One need go no further than to re-read Mark Bowden’s 2006 Guests of the Ayatollah to see that such gaps and more came to the surface as a result of the Iranian takeover of the US Embassy in Teheran as the 1970s ended and the 1980s began. Since those tumultuous days, the State Department’s Bureau of Diplomatic Security has grown and evolved considerably, to the point of either employing or having access to a cadre of security professionals who could easily address such gaps. Recent events, however, make one wonder: Is the expertise on OPSEC and boogie plans altogether missing, or is that expertise going unheeded by higher echelons whose panjandrums think themselves above these prosaic details that save lives and safeguard operations?
-- Nick Catrantzos
One glaring area, as the foregoing news revealed, was in operational security, or OPSEC. Underscored by bushels of exploitable and sensitive records left untended, the consulate in its ruins became as useful to American adversaries as it is worthless to American diplomats. Strewn among the bombed-out rubble are lists and identifying information of Libyan employees and other local nationals who provided useful service to the American mission in this country. Personal details of American staff are or were also unsecured, hence CNN’s ready access to the office calendar of slain Ambassador Stevens. Analytical observers may only speculate on what more revealing documents and records have already found their way into enemy hands that were too full to bother with the ambassador’s calendar as they went scavenging through the ruins in the immediate aftermath of the Benghazi attack of 9/11/12. So, item one is a flagrant breach of basic OPSEC which would instruct diplomatic staff in volatile regions to minimize the quantity of sensitive records on hand and to secure or destroy that bare minimum at the first sign of hostilities.

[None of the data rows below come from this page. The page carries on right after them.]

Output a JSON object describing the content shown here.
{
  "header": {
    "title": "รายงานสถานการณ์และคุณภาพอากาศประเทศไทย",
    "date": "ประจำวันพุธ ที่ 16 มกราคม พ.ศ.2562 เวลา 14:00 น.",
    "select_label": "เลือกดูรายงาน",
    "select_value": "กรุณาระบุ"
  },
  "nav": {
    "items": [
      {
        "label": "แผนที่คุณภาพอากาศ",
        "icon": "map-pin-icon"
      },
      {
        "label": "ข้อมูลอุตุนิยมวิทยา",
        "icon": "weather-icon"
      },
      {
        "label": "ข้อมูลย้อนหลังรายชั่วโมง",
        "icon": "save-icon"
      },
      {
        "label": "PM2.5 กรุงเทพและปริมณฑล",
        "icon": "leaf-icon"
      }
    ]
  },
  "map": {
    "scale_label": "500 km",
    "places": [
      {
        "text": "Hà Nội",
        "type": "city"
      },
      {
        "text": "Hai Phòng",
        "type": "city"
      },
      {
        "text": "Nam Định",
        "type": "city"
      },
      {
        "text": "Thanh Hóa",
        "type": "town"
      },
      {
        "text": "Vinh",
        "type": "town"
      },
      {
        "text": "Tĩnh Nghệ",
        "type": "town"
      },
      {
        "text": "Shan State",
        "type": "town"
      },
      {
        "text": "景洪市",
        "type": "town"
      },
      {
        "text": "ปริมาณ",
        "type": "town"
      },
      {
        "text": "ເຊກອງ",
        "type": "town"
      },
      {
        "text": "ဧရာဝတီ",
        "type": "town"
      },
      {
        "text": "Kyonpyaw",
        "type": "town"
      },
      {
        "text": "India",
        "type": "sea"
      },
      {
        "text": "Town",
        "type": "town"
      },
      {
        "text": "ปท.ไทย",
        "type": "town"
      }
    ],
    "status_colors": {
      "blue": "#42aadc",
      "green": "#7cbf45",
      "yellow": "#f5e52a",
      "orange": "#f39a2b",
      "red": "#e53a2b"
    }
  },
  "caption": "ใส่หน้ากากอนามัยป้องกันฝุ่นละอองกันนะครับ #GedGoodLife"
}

Even 30 years ago, the takeover of the US Embassy in Teheran found our overseas staff making a better effort to purge sensitive documents in the face of imminent attack. Only given the availability of today’s advances in encryption and digital data storage, it is nothing short of astonishing for paper records such as those compromised in Benghazi not to have been all but virtually eliminated in favor of safeguarding the same data as electronic files whose deletion could be handled instantaneously or even remotely without waiting for another salvo of assault rifle and rocket-propelled grenade.

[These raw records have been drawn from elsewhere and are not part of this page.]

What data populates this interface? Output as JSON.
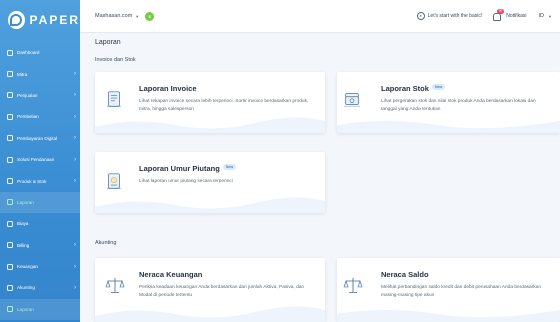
{
  "brand": {
    "name": "PAPER"
  },
  "sidebar": {
    "items": [
      {
        "label": "Dashboard",
        "chevron": ""
      },
      {
        "label": "Mitra",
        "chevron": "›"
      },
      {
        "label": "Penjualan",
        "chevron": "›"
      },
      {
        "label": "Pembelian",
        "chevron": "›"
      },
      {
        "label": "Pembayaran Digital",
        "chevron": "›"
      },
      {
        "label": "Solusi Pendanaan",
        "chevron": "›"
      },
      {
        "label": "Produk & Stok",
        "chevron": "›"
      },
      {
        "label": "Laporan",
        "chevron": ""
      },
      {
        "label": "Biaya",
        "chevron": ""
      },
      {
        "label": "Billing",
        "chevron": "›"
      },
      {
        "label": "Keuangan",
        "chevron": "›"
      },
      {
        "label": "Akunting",
        "chevron": "›"
      },
      {
        "label": "Laporan",
        "chevron": ""
      }
    ]
  },
  "topbar": {
    "company": "Mashasan.com",
    "company_caret": "▼",
    "badge": "$",
    "start_text": "Let's start with the basic!",
    "notif_count": "99",
    "notif_text": "Notifikasi",
    "lang": "ID",
    "lang_caret": "▼"
  },
  "main": {
    "title": "Laporan",
    "section_invoice": "Invoice dan Stok",
    "section_akunting": "Akunting",
    "cards": [
      {
        "title": "Laporan Invoice",
        "badge": "",
        "desc": "Lihat rekapan invoice secara lebih terperinci. Sortir invoice berdasarkan produk, mitra, hingga salesperson"
      },
      {
        "title": "Laporan Stok",
        "badge": "New",
        "desc": "Lihat pergerakan stok dan nilai stok produk Anda berdasarkan lokasi dan tanggal yang Anda tentukan"
      },
      {
        "title": "Laporan Umur Piutang",
        "badge": "New",
        "desc": "Lihat laporan umur piutang secara terperinci"
      },
      {
        "title": "Neraca Keuangan",
        "badge": "",
        "desc": "Periksa keadaan keuangan Anda berdasarkan dari jumlah Aktiva, Pasiva, dan Modal di periode tertentu"
      },
      {
        "title": "Neraca Saldo",
        "badge": "",
        "desc": "Melihat perbandingan saldo kredit dan debit perusahaan Anda berdasarkan masing-masing tipe akun"
      }
    ]
  },
  "colors": {
    "sidebar": "#3b8ed3",
    "active": "#aef0c8",
    "badge_bg": "#dbe9f7",
    "accent": "#3b8ed3"
  }
}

The second apparent deficiency complements a much touted security shortfall: the apparent absence of a well thought-out and properly executed contingency plan for evading lethal attackers. Some old hands in operations call this a boogie plan. Its purpose is to lay out in advance carefully vetted options for evading and escaping from hostile natives so as to save lives and prevent the compromise of sensitive activities. If there was a boogie plan in Benghazi, it either fell apart because of betrayal to the attackers themselves, or its intended beneficiaries failed to act on it before it was too late.
One need go no further than to re-read Mark Bowden’s 2006 Guests of the Ayatollah to see that such gaps and more came to the surface as a result of the Iranian takeover of the US Embassy in Teheran as the 1970s ended and the 1980s began. Since those tumultuous days, the State Department’s Bureau of Diplomatic Security has grown and evolved considerably, to the point of either employing or having access to a cadre of security professionals who could easily address such gaps. Recent events, however, make one wonder: Is the expertise on OPSEC and boogie plans altogether missing, or is that expertise going unheeded by higher echelons whose panjandrums think themselves above these prosaic details that save lives and safeguard operations?